Binding rvalues to ref parameters redux

bitwise bitwise.pvt at gmail.com
Mon Apr 1 16:43:15 UTC 2019


On Thursday, 28 March 2019 at 16:07:17 UTC, Nicholas Wilson wrote:
>
>> It seems like a waste to have a keyword that's just an alias 
>> for two others (in = const scope), so why not put 'in' to 
>> better use, like to qualify a ref parameter as accepting 
>> rvalues, or to outright replace 'ref' for rvalue-ref accepting 
>> parameters?
>
> Code breakage.

In this case, I think it's worth it.

Dlang's documentation has warned against using 'in' for YEARS:
https://dlang.org/spec/function.html#param-storage

Any code using 'in' right now deserves to break. (but actually, 
that may not be necessary)

I think 'in' could actually be used without changing it's meaning 
at all. Technically, it is exactly what's needed:

> struct S { }
>
> // void func(const scope ref S s)
> void func(in ref S s) {
>    // ....
>}

If 's' is an rvalue, then the justification for each qualifier 
would be:

const - Modifying 's' has no effect. Allowing it is misleading 
and should be an error.
scope - Temporary arguments should not be allowed to escape, for 
memory safety.
ref - Large objects like 4x4 matrices should be passed by ref for 
efficiency.

So again, 'in' seems like the correct choice for qualifying 'ref' 
parameters as taking rvalues.

As far as using const, I don't really think it's that bad.

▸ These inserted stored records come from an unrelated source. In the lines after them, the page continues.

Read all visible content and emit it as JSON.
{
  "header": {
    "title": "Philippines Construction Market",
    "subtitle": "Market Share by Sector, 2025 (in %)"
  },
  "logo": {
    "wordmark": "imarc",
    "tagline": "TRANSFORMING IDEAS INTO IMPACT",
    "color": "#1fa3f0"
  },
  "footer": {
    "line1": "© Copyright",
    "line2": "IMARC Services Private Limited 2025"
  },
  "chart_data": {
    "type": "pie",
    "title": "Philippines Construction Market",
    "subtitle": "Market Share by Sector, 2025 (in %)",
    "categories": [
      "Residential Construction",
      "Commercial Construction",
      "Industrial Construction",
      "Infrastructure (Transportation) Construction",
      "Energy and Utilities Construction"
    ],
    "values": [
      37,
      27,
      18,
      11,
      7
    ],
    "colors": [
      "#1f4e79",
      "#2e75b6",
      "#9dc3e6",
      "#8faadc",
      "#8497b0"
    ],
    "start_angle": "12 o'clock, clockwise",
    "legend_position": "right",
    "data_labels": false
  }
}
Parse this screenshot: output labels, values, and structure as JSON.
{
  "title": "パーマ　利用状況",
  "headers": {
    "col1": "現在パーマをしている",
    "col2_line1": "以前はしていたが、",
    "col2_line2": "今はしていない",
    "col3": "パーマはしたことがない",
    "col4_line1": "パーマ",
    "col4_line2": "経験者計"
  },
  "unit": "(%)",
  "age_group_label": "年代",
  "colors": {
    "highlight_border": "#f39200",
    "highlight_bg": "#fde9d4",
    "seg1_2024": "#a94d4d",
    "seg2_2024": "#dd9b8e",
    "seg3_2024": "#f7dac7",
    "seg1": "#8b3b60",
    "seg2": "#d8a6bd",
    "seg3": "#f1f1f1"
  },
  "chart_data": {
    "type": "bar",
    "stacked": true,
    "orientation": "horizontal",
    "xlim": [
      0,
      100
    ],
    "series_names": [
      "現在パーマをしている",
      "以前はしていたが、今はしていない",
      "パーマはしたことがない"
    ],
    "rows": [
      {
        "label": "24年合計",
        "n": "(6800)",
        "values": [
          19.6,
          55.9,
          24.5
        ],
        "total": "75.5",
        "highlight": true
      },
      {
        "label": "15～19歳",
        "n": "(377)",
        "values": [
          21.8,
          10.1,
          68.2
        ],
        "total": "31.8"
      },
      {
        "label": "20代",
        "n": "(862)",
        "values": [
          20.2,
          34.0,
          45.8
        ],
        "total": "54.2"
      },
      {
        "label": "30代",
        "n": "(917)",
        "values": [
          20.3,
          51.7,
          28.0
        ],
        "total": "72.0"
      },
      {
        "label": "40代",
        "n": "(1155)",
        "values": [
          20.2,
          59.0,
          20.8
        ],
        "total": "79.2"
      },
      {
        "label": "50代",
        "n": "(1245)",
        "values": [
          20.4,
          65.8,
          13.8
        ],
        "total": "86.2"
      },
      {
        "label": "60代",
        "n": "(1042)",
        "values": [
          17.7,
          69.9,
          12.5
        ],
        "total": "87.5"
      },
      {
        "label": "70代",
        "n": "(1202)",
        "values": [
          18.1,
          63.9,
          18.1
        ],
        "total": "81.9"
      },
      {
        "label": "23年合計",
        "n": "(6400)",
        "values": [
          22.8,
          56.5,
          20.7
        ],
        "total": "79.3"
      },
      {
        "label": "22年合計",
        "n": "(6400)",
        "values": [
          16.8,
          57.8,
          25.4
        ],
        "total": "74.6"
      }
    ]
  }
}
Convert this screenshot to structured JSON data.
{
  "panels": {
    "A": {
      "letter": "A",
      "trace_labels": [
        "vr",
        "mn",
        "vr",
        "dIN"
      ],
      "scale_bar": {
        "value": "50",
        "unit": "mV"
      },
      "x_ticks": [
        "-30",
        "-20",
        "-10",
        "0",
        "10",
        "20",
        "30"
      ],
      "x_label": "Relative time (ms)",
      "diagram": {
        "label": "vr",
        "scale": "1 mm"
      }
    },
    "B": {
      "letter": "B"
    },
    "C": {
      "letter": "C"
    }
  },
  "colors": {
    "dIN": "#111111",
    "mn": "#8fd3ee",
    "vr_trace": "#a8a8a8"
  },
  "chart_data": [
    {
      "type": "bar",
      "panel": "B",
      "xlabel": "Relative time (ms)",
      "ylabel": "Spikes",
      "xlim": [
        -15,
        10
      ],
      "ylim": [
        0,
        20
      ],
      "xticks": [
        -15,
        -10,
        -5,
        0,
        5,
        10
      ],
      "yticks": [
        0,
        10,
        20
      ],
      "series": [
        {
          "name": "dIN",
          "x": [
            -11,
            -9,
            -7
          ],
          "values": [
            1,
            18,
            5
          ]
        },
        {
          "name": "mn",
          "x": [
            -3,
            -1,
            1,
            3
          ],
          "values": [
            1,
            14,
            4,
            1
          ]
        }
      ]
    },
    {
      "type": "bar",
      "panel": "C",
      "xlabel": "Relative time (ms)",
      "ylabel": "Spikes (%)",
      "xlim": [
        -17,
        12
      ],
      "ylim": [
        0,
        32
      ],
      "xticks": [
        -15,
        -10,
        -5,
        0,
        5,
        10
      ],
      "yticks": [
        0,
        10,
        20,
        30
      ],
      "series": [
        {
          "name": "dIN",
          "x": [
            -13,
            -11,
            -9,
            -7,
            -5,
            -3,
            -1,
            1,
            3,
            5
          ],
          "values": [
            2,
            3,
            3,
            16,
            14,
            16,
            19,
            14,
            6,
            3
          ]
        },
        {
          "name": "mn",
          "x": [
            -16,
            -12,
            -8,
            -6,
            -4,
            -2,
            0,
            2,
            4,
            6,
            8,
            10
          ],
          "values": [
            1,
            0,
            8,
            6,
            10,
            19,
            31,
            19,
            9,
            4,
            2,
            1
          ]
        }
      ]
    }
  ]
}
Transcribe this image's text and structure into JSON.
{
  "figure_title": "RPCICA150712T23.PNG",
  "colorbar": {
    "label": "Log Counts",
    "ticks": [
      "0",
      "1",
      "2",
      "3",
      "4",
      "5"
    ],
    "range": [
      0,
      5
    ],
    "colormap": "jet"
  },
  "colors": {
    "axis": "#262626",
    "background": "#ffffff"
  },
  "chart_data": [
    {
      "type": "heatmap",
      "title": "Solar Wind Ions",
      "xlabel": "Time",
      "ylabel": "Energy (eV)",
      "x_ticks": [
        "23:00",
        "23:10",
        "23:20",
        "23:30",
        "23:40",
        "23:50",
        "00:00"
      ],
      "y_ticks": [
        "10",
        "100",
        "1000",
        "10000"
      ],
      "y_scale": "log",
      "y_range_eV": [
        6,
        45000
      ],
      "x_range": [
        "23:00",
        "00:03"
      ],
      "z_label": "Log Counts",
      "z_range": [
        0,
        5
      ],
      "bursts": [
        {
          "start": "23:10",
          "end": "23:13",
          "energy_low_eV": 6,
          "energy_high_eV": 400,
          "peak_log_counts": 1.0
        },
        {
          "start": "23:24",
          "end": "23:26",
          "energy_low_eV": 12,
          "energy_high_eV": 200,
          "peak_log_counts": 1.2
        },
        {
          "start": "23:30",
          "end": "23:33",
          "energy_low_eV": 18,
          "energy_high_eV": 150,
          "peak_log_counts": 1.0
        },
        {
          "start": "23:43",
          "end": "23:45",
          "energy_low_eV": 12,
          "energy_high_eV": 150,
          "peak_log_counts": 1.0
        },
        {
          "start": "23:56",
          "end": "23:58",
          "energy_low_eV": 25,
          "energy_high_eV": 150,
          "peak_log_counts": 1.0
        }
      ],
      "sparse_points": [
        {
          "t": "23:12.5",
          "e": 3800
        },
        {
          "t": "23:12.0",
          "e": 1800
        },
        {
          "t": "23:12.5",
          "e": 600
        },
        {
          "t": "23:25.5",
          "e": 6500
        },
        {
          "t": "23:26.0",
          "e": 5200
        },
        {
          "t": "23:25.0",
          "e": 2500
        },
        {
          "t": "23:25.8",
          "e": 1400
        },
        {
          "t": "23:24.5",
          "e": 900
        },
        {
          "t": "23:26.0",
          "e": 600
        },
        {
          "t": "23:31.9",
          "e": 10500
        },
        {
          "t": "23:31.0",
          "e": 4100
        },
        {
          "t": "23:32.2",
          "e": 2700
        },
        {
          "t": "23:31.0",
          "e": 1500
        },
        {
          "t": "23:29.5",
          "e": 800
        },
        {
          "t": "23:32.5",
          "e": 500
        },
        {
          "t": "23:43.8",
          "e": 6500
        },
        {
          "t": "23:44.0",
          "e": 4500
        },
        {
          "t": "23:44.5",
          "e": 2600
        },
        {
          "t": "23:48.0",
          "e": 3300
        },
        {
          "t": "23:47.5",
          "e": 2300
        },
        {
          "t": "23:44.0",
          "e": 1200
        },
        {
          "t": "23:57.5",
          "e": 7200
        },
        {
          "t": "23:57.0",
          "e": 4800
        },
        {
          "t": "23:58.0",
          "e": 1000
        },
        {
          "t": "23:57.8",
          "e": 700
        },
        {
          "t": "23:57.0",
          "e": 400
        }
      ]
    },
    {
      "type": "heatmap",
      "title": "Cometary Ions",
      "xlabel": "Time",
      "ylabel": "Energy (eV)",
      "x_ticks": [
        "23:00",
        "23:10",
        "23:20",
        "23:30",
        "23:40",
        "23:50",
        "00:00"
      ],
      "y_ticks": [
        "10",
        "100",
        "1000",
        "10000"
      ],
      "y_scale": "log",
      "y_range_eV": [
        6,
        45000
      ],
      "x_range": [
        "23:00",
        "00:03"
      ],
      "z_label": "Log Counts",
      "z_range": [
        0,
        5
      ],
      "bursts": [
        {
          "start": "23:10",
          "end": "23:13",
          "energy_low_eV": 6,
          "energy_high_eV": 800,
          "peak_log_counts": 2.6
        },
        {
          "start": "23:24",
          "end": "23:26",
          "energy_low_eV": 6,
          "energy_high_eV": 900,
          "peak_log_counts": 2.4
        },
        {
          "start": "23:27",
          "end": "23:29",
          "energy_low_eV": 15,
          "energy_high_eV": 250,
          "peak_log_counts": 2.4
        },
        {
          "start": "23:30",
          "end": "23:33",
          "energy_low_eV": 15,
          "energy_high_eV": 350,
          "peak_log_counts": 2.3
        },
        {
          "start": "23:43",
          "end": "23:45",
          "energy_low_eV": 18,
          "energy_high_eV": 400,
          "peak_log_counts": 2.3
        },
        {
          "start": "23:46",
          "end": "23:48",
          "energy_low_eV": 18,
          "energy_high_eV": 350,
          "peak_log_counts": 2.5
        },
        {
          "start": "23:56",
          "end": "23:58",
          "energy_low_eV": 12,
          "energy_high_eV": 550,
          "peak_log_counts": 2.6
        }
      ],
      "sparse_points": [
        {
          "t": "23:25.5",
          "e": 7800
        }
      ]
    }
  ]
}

If I had to have my rvalues qualified with const, that would be 
fine. To be honest, I don't think I've written any C/C++ code 
that casts const away in years, and would consider it 
unjustifiable. Dealing with legacy code is the only reason I can 
think of that someone may legitimately need to cast const away, 
which is fine though, because if D's const is used with legacy 
code (Extern C or C++ code), you can cast it all you want (to the 
same extent you would in your C code) because you know that 
what's underneath can't possibly be immutable, as C/C++ have no 
such concept.

So finally, I would suggest that rvalues only bind to 'in ref'.